ISSN 2079-3537      

 
 
 
                                                                                                                                                                                                                                                                                                                                                                                                                                                                             

Scientific Visualization, 2025, volume 17, number 2, pages 110 - 122, DOI: 10.26583/sv.17.2.08

Analysis of the Error Structure in Identifying the Author of a Text Using the Nearest Neighbor Graphs

Author: M.Yu. Kislitsyna1

Keldysh Institute of Applied Mathematics RAS

1 ORCID: 0000-0002-2542-8914, voronina.miu@yandex.ru

 

Abstract

In this paper, the nearest neighbor graph method is used to analyze the relationship between a large number of multidimensional vectors, which represents the distribution of letter combinations (n-grams) in the text, where n is 3. The task is the authorship attribution problem, which belongs to the field of natural language processing.
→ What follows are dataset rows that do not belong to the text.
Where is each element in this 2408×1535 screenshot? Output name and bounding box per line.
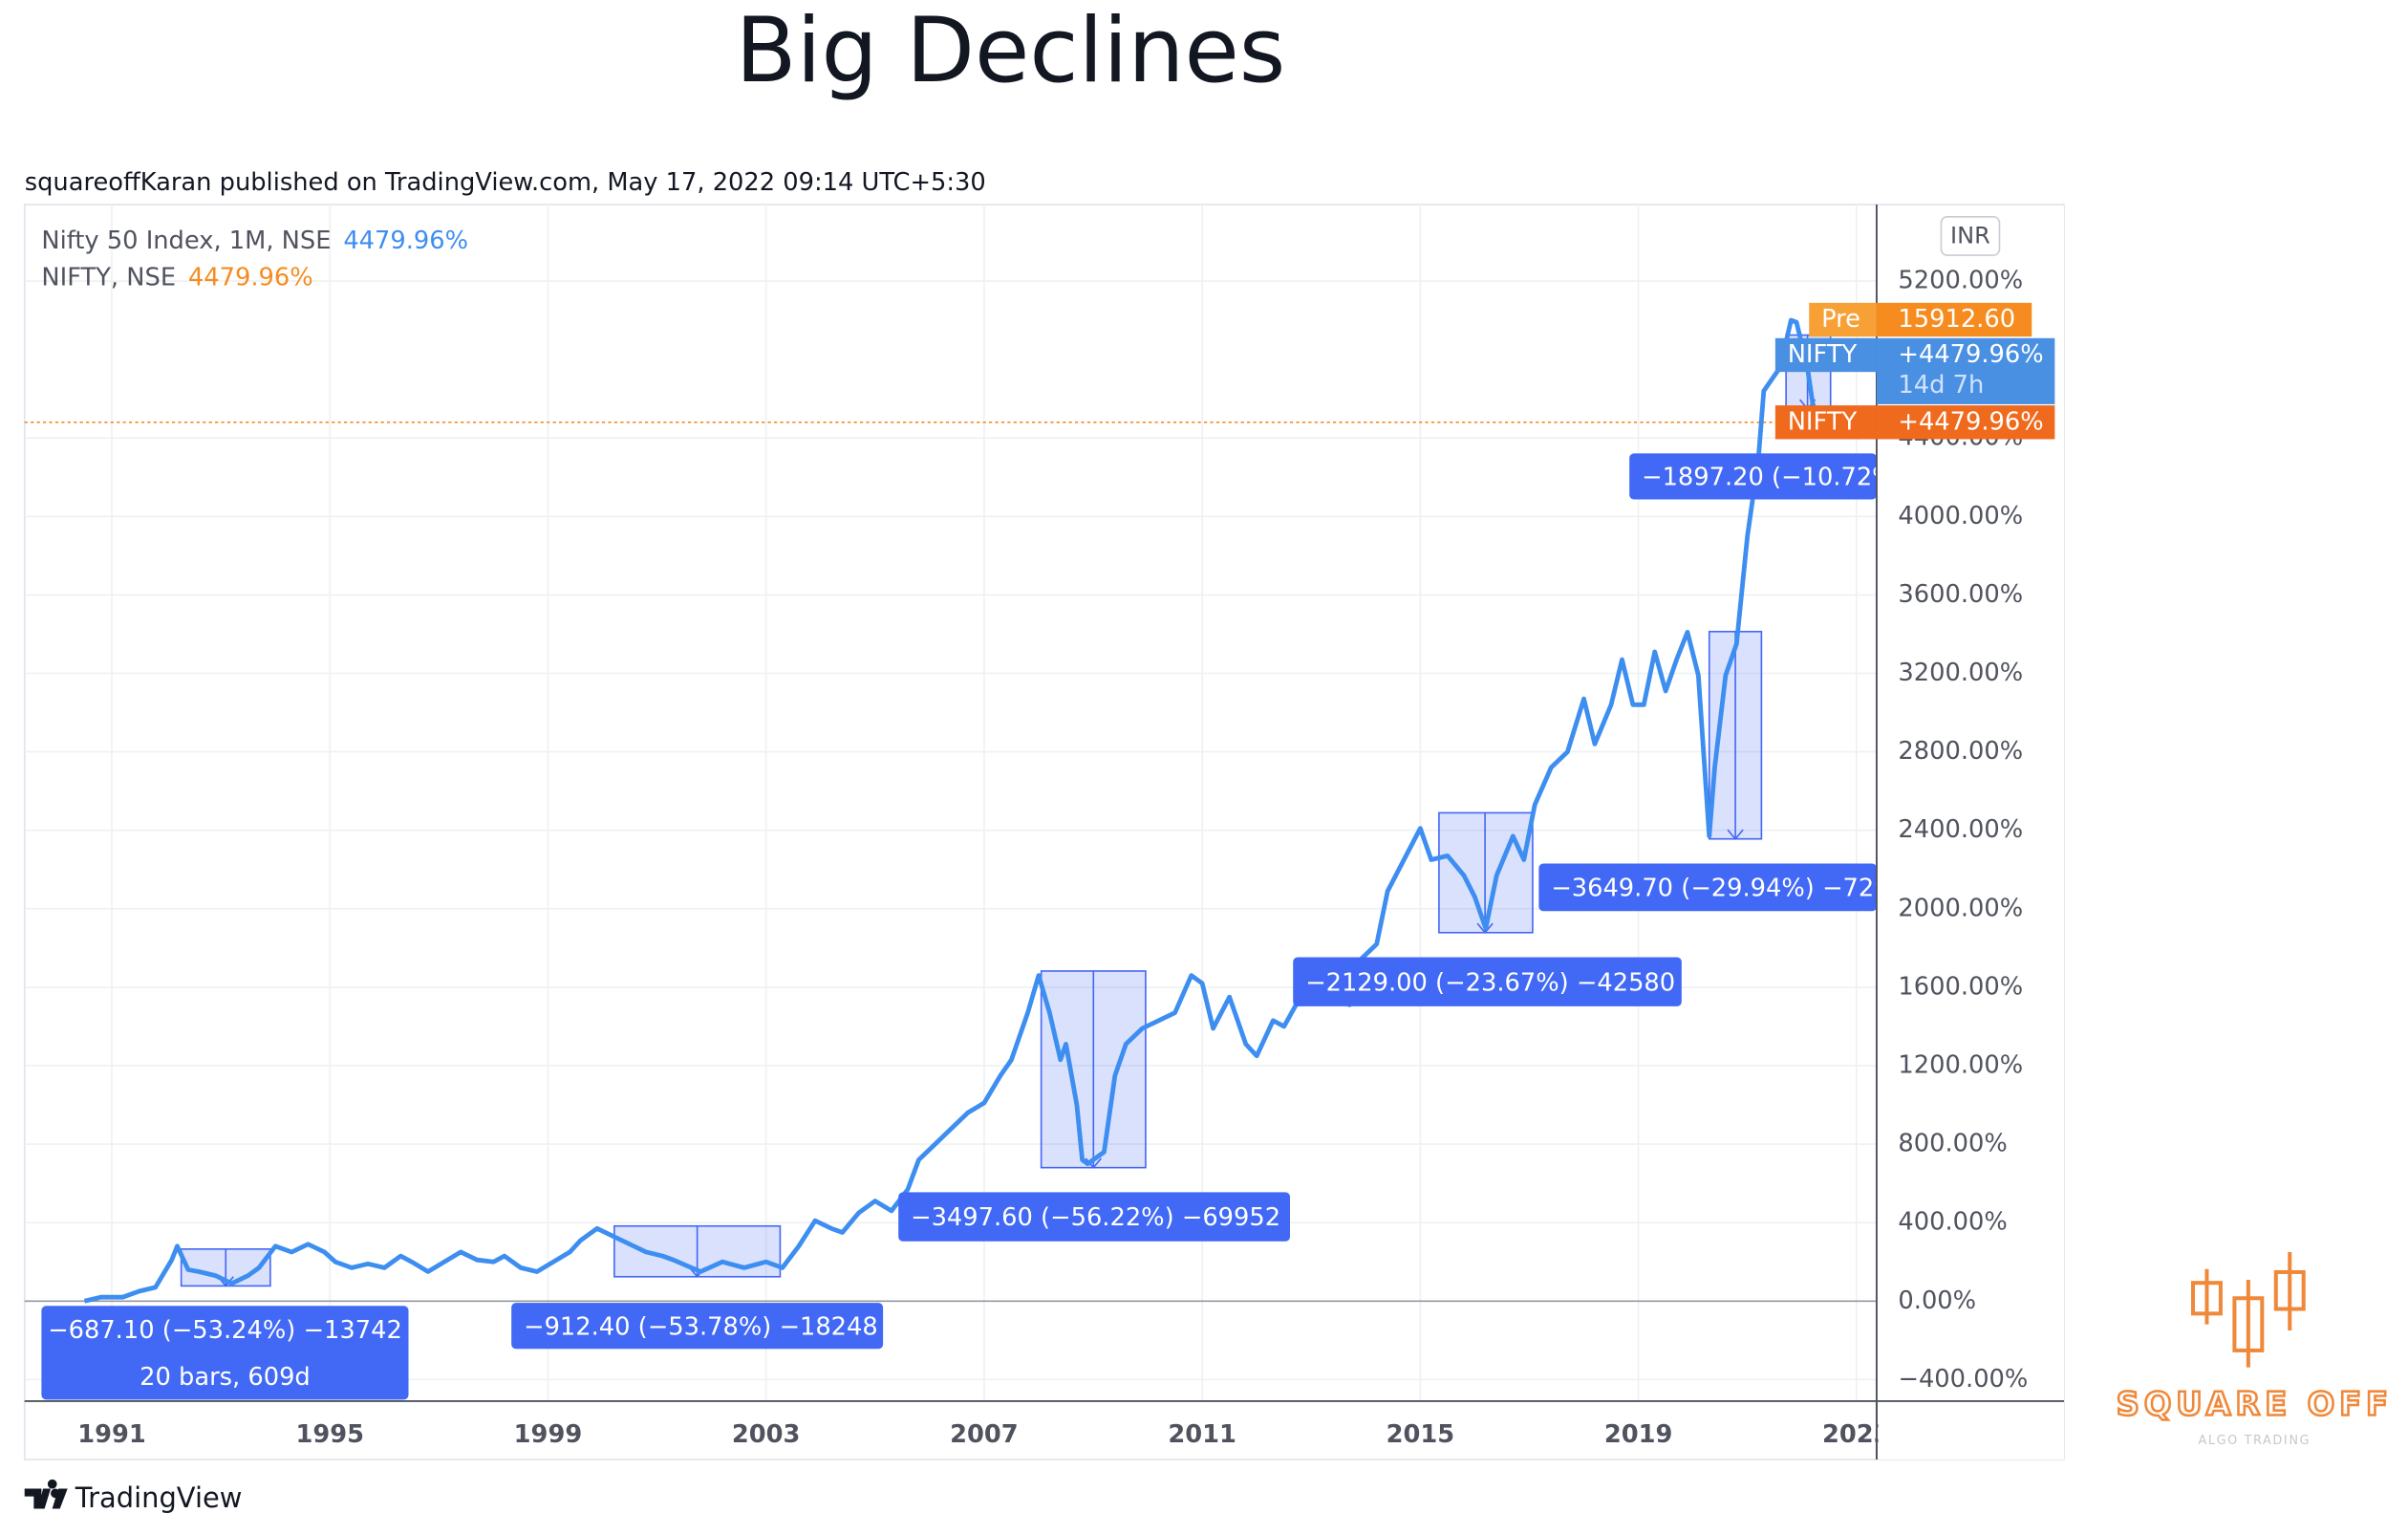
measure-arrowhead	[1476, 922, 1494, 935]
measure-label: −912.40 (−53.78%) −18248	[524, 1312, 878, 1341]
x-tick-label: 1991	[77, 1420, 146, 1449]
change-tag: +4479.96%	[1898, 340, 2043, 369]
x-tick-label: 2007	[950, 1420, 1019, 1449]
measure-label-box	[41, 1306, 409, 1400]
pre-tag-box	[1809, 302, 1877, 337]
x-tick-label: 1999	[514, 1420, 583, 1449]
y-tick-label: 2800.00%	[1898, 737, 2023, 766]
symbol-tag-box	[1774, 337, 1877, 373]
y-tick-label: −400.00%	[1898, 1365, 2028, 1394]
measure-label: −3649.70 (−29.94%) −729	[1551, 874, 1889, 902]
price-scale-panel	[1878, 1402, 2064, 1460]
measure-label-box	[511, 1303, 884, 1350]
compare-symbol-tag-box	[1774, 405, 1877, 440]
x-tick-label: 2011	[1168, 1420, 1236, 1449]
legend-value: 4479.96%	[188, 264, 313, 292]
x-tick-label: 2015	[1387, 1420, 1455, 1449]
y-tick-label: 1600.00%	[1898, 972, 2023, 1001]
measure-label-box	[1538, 863, 1877, 912]
measure-label-box	[898, 1192, 1290, 1242]
change-tag-box	[1876, 337, 2055, 404]
symbol-tag: NIFTY	[1788, 340, 1858, 369]
measure-box	[1438, 811, 1534, 934]
logo-tagline: ALGO TRADING	[2198, 1434, 2311, 1448]
y-tick-label: 1200.00%	[1898, 1050, 2023, 1079]
measure-label: 20 bars, 609d	[140, 1363, 311, 1392]
byline: squareoffKaran published on TradingView.…	[25, 168, 986, 197]
compare-symbol-tag: NIFTY	[1788, 407, 1858, 436]
y-tick-label: 2000.00%	[1898, 894, 2023, 922]
x-tick-label: 2019	[1604, 1420, 1673, 1449]
measure-label: −1897.20 (−10.72%	[1642, 464, 1896, 492]
measure-label: −687.10 (−53.24%) −13742	[48, 1316, 402, 1345]
measure-label-box	[1629, 453, 1877, 500]
countdown-tag: 14d 7h	[1898, 371, 1984, 400]
y-tick-label: 0.00%	[1898, 1286, 1976, 1315]
x-tick-label: 2003	[732, 1420, 801, 1449]
y-tick-label: 800.00%	[1898, 1130, 2007, 1158]
currency-label: INR	[1950, 223, 1990, 249]
x-tick-label: 1995	[295, 1420, 364, 1449]
currency-badge	[1940, 216, 2001, 256]
y-tick-label: 5200.00%	[1898, 267, 2023, 295]
pre-price-tag-box	[1876, 302, 2032, 337]
logo-name: SQUARE OFF	[2117, 1385, 2393, 1422]
page-title: Big Declines	[736, 0, 1286, 102]
tradingview-logo	[24, 1479, 68, 1509]
plot-area: −687.10 (−53.24%) −13742 20 bars, 609d −91…	[24, 204, 2064, 1460]
legend-entry: NIFTY, NSE	[41, 264, 176, 292]
y-tick-label: 4000.00%	[1898, 502, 2023, 530]
y-tick-label: 3200.00%	[1898, 659, 2023, 687]
pre-tag: Pre	[1821, 305, 1860, 334]
pre-price-tag: 15912.60	[1898, 305, 2015, 334]
series-line	[83, 317, 1826, 1304]
measure-label: −2129.00 (−23.67%) −42580	[1305, 968, 1675, 997]
legend-value: 4479.96%	[343, 227, 468, 255]
logo-icon	[2190, 1252, 2306, 1368]
y-tick-label: 2400.00%	[1898, 815, 2023, 844]
legend-entry: Nifty 50 Index, 1M, NSE	[41, 227, 331, 255]
measure-arrowhead	[1727, 829, 1744, 840]
compare-change-tag-box	[1876, 405, 2055, 440]
y-tick-label: 400.00%	[1898, 1208, 2007, 1237]
compare-change-tag: +4479.96%	[1898, 407, 2043, 436]
footer-brand: TradingView	[75, 1481, 243, 1514]
y-tick-label: 3600.00%	[1898, 580, 2023, 609]
measure-label-box	[1293, 957, 1682, 1006]
measure-label: −3497.60 (−56.22%) −69952	[911, 1203, 1280, 1232]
The graph of the nearest neighbors is built according to the pattern distribution of the authors and visualizes the points of concentration and sparsity, which allows to identify the structure of text classification errors. The corpus consists of more 8 thousand authors and more 100 thousand literary texts in Russian including translations. Thus, this is one of the most extensive experiments with literary texts in Russian. All authors have at least five works in the corpus, each of which contains more than 10 thousand letters. The author's pattern is calculated by averaging the 3-gram statistics of his texts. The error structure associated with the proximity of texts and authors to the average pattern of lexicon is determined using graphs. It is shown that the densest centers of the graph are close to the average lexicon pattern with varying degrees of proximity. The text recognition error of such authors is about two times higher than the error of authors who are far from the lexicon. Some literary genres, such as philosophical ones, are localized at special distances.

 

Keywords: The authorship attribution problem, nearest neighbors graph, an author.